We are all familiar with the concept of post-traumatic stress, but less so with its lesser-known cousin, post-traumatic growth. Post-traumatic growth occurs when negative experiences spur positive change. 
It is not the same as being resilient. Resilience is robust—you survive shocks, but they don’t make you better. Post-traumatic growth is anti-fragile—shocks and stressors improve you.
Life will inevitably throw stressful events at us. How we react to these obstacles is our choice. By choosing to look for the good in the bad and to turn every obstacle into an opportunity, we can build anti-fragility.
This way we no longer need to predict since we are prepared.
 It is interesting that sometimes you need to be right only once to make enough money and secure enough fame for the rest of your life. Asymmetrical bets, while unreliable, are worth pursuing.
 Yes, I did steal this example from Big Daddy.

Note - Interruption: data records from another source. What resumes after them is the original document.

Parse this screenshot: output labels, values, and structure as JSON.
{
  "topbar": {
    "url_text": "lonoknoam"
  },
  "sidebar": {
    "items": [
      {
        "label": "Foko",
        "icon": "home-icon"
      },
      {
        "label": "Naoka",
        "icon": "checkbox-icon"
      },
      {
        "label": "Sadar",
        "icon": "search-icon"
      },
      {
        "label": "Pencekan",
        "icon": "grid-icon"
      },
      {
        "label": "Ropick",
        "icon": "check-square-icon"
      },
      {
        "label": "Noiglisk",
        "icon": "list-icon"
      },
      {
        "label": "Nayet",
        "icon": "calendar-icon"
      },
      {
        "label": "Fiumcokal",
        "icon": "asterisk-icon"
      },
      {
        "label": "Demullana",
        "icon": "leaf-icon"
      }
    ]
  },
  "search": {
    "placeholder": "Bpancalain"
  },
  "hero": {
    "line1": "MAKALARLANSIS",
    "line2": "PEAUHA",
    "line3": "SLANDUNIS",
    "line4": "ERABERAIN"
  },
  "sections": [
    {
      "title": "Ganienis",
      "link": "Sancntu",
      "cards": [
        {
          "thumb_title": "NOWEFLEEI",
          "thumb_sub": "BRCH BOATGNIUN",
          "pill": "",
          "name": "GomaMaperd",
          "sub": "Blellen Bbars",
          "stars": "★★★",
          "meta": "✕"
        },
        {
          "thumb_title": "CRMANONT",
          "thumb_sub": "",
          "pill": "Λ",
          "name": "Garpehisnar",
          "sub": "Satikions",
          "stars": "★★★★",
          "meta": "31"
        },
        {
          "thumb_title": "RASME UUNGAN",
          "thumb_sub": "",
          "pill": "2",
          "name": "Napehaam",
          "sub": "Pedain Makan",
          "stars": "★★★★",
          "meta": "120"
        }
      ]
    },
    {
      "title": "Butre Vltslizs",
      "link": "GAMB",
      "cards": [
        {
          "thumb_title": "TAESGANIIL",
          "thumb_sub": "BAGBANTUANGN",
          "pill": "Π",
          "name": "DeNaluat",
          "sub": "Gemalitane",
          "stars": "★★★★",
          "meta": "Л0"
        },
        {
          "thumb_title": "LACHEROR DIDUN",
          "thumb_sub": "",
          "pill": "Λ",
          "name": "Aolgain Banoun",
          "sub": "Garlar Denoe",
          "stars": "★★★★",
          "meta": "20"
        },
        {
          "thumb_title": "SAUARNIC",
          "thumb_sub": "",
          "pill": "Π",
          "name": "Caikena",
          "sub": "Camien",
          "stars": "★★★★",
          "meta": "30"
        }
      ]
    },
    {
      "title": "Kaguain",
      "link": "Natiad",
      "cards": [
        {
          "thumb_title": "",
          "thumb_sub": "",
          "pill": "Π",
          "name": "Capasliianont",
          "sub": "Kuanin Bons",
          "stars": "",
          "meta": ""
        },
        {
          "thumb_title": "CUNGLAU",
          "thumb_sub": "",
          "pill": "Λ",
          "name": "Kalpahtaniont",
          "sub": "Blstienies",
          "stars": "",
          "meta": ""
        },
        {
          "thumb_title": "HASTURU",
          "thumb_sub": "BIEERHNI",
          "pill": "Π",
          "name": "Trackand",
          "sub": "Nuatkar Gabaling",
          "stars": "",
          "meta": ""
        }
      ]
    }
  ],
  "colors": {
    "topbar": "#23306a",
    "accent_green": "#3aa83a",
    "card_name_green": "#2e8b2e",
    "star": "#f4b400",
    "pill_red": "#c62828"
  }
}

 Sometimes, the status quo can actually make anti-fragile things weaker. For example, a lack of stressors or external shocks to muscles causes them to get weaker through atrophy. Another example is forest fires. A lack of forest fires (external shock) weakens forests through the accumulation of combustible materials. This results in forests being more prone to severe fires and higher probability of total loss.
 Having extra basic supplies (food, water, toiletries, energy, etc.) would have similar effects as having extra cash in many scenarios as well.
 Financial options and contracts have similar characteristics.
I would recommend reading the works of Nassim Taleb, John Kenneth Galbraith and Howard Marks if you are interested in learning more.